Wednesday, December 23, 2009

Ono Da Kine!


clickity click click!
Christmas Aunties

"Do not regret growing older. It is a privilege denied to many."

Lucky for New Year

"Go and wake up your luck."
Persian Proverb

Northern Chinese Cuisine

"I watched a small man with thick calluses on both hands work 15 and 16 hours a day.
I saw him once literally bleed from the bottoms of his feet,
a man who came here uneducated, alone, unable to speak the language,
who taught me all I needed to know about faith and hard work
by the simple eloquence of his example."
Mario Cuomo

Kalapaki Apt. Hotel

"The perfect man uses his mind as a mirror.
It grasps nothing. It regrets nothing.
It receives but does not keep."
Chuang Tzu


Although I enjoy walking in Waikiki, there are many other wonderful areas of our town that reward a thoughtful perambulator.

One such is the stretch of South King Street between Keeaumoku & Kalakaua. Formerly the path taken by the King from old Honolulu down to "suburban" Waikiki, King Street grew and developed along with the plantation generations as they moved from the fields to shops, small business and snug bungalow homes of their own in the nearby villages of Paawa and Mo`ili`ili.

Today, most stores and businesses have migrated to the malls and such, but this corridor still boasts small family restaurants, mom & pop shops, and doctor's offices featuring old-fashioned "American" first names with Chinese and Japanese last names (Clarence Wong MD). This area is like a museum of Honolulu's working-class-American-Dream 20th Century, now in it's twilight. Many of the physicians are as old (or older!) than their patients and these practices are unlikely to survive their founders as the younger generations join HMOs. Same trend with the little shops, restaurants and businesses. More and more Hangul (Korean alphabet) signs are seen spreading out from Keeaumoku's Korean nexus as new immigrants replace the old.

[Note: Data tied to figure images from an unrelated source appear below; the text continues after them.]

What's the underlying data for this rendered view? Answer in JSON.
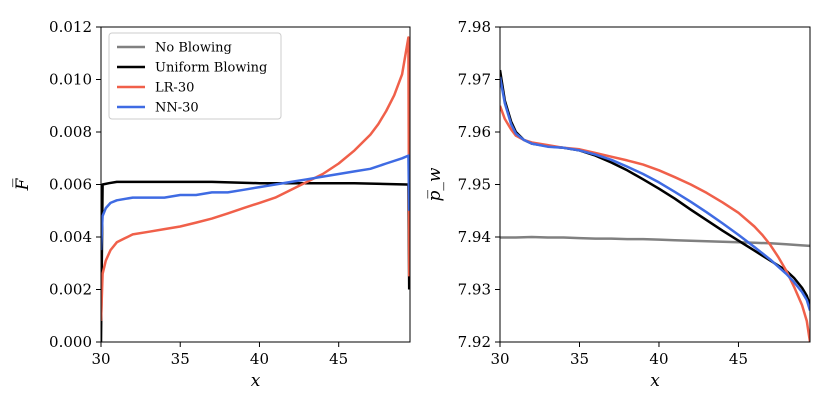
{
  "chart_data": [
    {
      "type": "line",
      "panel": "left",
      "xlabel": "x",
      "ylabel": "F̅",
      "xlim": [
        30,
        49.5
      ],
      "ylim": [
        0,
        0.012
      ],
      "xticks": [
        "30",
        "35",
        "40",
        "45"
      ],
      "xtick_values": [
        30,
        35,
        40,
        45
      ],
      "yticks": [
        "0.000",
        "0.002",
        "0.004",
        "0.006",
        "0.008",
        "0.010",
        "0.012"
      ],
      "ytick_values": [
        0,
        0.002,
        0.004,
        0.006,
        0.008,
        0.01,
        0.012
      ],
      "legend_position": "top-left",
      "series": [
        {
          "name": "No Blowing",
          "color": "#808080",
          "x": [],
          "y": []
        },
        {
          "name": "Uniform Blowing",
          "color": "#000000",
          "x": [
            30,
            30.1,
            30.5,
            31,
            33,
            35,
            37,
            40,
            43,
            46,
            49.3,
            49.4,
            49.45
          ],
          "y": [
            0,
            0.006,
            0.00605,
            0.0061,
            0.0061,
            0.0061,
            0.0061,
            0.00605,
            0.00605,
            0.00605,
            0.006,
            0.006,
            0.002
          ]
        },
        {
          "name": "LR-30",
          "color": "#f0604a",
          "x": [
            30,
            30.1,
            30.3,
            30.6,
            31,
            31.5,
            32,
            33,
            34,
            35,
            36,
            37,
            38,
            39,
            40,
            41,
            42,
            43,
            44,
            45,
            46,
            47,
            47.5,
            48,
            48.5,
            49,
            49.4,
            49.45
          ],
          "y": [
            0.0008,
            0.0026,
            0.0031,
            0.0035,
            0.0038,
            0.00395,
            0.0041,
            0.0042,
            0.0043,
            0.0044,
            0.00455,
            0.0047,
            0.0049,
            0.0051,
            0.0053,
            0.0055,
            0.0058,
            0.0061,
            0.0064,
            0.0068,
            0.0073,
            0.0079,
            0.0083,
            0.0088,
            0.0094,
            0.0102,
            0.0116,
            0.0025
          ]
        },
        {
          "name": "NN-30",
          "color": "#3f6be3",
          "x": [
            30,
            30.1,
            30.3,
            30.6,
            31,
            32,
            33,
            34,
            35,
            36,
            37,
            38,
            39,
            40,
            41,
            42,
            43,
            44,
            45,
            46,
            47,
            48,
            49,
            49.4,
            49.45
          ],
          "y": [
            0.0035,
            0.0048,
            0.0051,
            0.0053,
            0.0054,
            0.0055,
            0.0055,
            0.0055,
            0.0056,
            0.0056,
            0.0057,
            0.0057,
            0.0058,
            0.0059,
            0.006,
            0.0061,
            0.0062,
            0.0063,
            0.0064,
            0.0065,
            0.0066,
            0.0068,
            0.007,
            0.0071,
            0.005
          ]
        }
      ]
    },
    {
      "type": "line",
      "panel": "right",
      "xlabel": "x",
      "ylabel": "p̅_w",
      "xlim": [
        30,
        49.5
      ],
      "ylim": [
        7.92,
        7.98
      ],
      "xticks": [
        "30",
        "35",
        "40",
        "45"
      ],
      "xtick_values": [
        30,
        35,
        40,
        45
      ],
      "yticks": [
        "7.92",
        "7.93",
        "7.94",
        "7.95",
        "7.96",
        "7.97",
        "7.98"
      ],
      "ytick_values": [
        7.92,
        7.93,
        7.94,
        7.95,
        7.96,
        7.97,
        7.98
      ],
      "series": [
        {
          "name": "No Blowing",
          "color": "#808080",
          "x": [
            30,
            31,
            32,
            33,
            34,
            35,
            36,
            37,
            38,
            39,
            40,
            41,
            42,
            43,
            44,
            45,
            46,
            47,
            48,
            49,
            49.5
          ],
          "y": [
            7.9399,
            7.9399,
            7.94,
            7.9399,
            7.9399,
            7.9398,
            7.9397,
            7.9397,
            7.9396,
            7.9396,
            7.9395,
            7.9394,
            7.9393,
            7.9392,
            7.9391,
            7.939,
            7.9389,
            7.9388,
            7.9386,
            7.9384,
            7.9383
          ]
        },
        {
          "name": "Uniform Blowing",
          "color": "#000000",
          "x": [
            30,
            30.3,
            30.7,
            31,
            31.5,
            32,
            33,
            34,
            35,
            36,
            37,
            38,
            39,
            40,
            41,
            42,
            43,
            44,
            45,
            46,
            47,
            48,
            48.5,
            49,
            49.3,
            49.5
          ],
          "y": [
            7.9718,
            7.966,
            7.962,
            7.96,
            7.9585,
            7.9578,
            7.9573,
            7.957,
            7.9565,
            7.9555,
            7.9542,
            7.9527,
            7.951,
            7.9492,
            7.9473,
            7.9452,
            7.9432,
            7.9412,
            7.9393,
            7.9374,
            7.9355,
            7.9336,
            7.9322,
            7.9303,
            7.9288,
            7.927
          ]
        },
        {
          "name": "LR-30",
          "color": "#f0604a",
          "x": [
            30,
            30.3,
            30.7,
            31,
            31.5,
            32,
            33,
            34,
            35,
            36,
            37,
            38,
            39,
            40,
            41,
            42,
            43,
            44,
            45,
            46,
            46.5,
            47,
            47.5,
            48,
            48.5,
            49,
            49.3,
            49.5
          ],
          "y": [
            7.965,
            7.9625,
            7.9605,
            7.9593,
            7.9585,
            7.958,
            7.9575,
            7.957,
            7.9567,
            7.956,
            7.9553,
            7.9546,
            7.9538,
            7.9527,
            7.9514,
            7.95,
            7.9484,
            7.9466,
            7.9446,
            7.942,
            7.9404,
            7.9385,
            7.9362,
            7.9336,
            7.9305,
            7.927,
            7.924,
            7.92
          ]
        },
        {
          "name": "NN-30",
          "color": "#3f6be3",
          "x": [
            30,
            30.3,
            30.7,
            31,
            31.5,
            32,
            33,
            34,
            35,
            36,
            37,
            38,
            39,
            40,
            41,
            42,
            43,
            44,
            45,
            46,
            47,
            48,
            48.5,
            49,
            49.3,
            49.5
          ],
          "y": [
            7.9705,
            7.9655,
            7.9615,
            7.9597,
            7.9585,
            7.9578,
            7.9572,
            7.957,
            7.9565,
            7.9557,
            7.9547,
            7.9534,
            7.952,
            7.9504,
            7.9486,
            7.9467,
            7.9447,
            7.9426,
            7.9404,
            7.9381,
            7.9357,
            7.933,
            7.9314,
            7.9295,
            7.928,
            7.926
          ]
        }
      ]
    }
  ]
}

I love everything that makes our town unique, and most special is our people. In Waikiki one sees faces from all over the world. Every generation and human condition is represented. But stroll along King Street on a sunny weekday early afternoon and you will be among the local elderly. The people who built the Hawaii of today, who fought both WWII and discrimination, are now leaning on canes and waiting at the bus stop. The pulse of Honolulu's life has moved towards upscale condos, tourism, & retail. Meanwhile, the low-rise store-front blocks, and modest, aging professional buildings of South King Street host hustling entrepreneurs and immigrant dreamers as they wait for whatever may be coming next.
Elegy and expectation walk arm in arm along King Street as the traffic hurries past towards the University, Waikiki, upscale Kahala Mall, and growing residential Hawaii Kai where the last small farms and nurseries face down developers at the end of the road, where the wild Ko`olau Mountain foothills seem to recede with our past.

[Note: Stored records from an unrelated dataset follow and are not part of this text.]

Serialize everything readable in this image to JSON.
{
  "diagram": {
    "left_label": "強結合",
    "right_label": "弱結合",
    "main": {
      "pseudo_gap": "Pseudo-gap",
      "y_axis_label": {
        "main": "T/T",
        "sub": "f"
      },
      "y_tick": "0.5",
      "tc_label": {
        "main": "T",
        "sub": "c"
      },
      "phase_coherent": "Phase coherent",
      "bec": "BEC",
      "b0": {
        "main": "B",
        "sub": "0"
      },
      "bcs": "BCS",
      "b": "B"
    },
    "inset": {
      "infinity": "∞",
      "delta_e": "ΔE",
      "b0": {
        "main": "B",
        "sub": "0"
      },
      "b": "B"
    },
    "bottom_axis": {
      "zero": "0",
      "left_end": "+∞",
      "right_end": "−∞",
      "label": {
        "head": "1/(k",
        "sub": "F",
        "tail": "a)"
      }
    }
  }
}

Walking down Kalakaua Avenue back towards Waikiki I had a sudden "local style" hankering for Shrimp Chips. How long has it been since my tongue stuck to a puffy shrimp chip as it changed in my mouth like "Pop Rocks?" Little by little, the small unique things that used to define us become submerged in a sea of Frito-Lay and Whole Foods house brands.
I stopped into the tiniest mom & pop you can imagine, right behind kupuna (elders) and teens waiting at the bus stop. One bag left. I thanked the woman in my best Korean: "Kahm Sahm Ne Dah."
Soon after, I bought some take-out jerk chicken from the "new" Jamaican lunch truck across Kapiolani Boulevard from the Hawaii Convention Center. But tomorrow (I promised myself) I'll go to a hole-in-the-wall for a local plate lunch with two scoops rice, macaroni salad, mochiko chicken, lau lau, and cone sushi - all the local stuff we like eat. . . before there's nothing left but fast food and chic cafe`s.
Ono da kine!
(Delicious, that's the kind!)

PS: Best selling novelist Alan Brennert (read my review of his wonderful MOLOKAI here) quoted me (of all people) in a recent interview and then e-mailed me about it!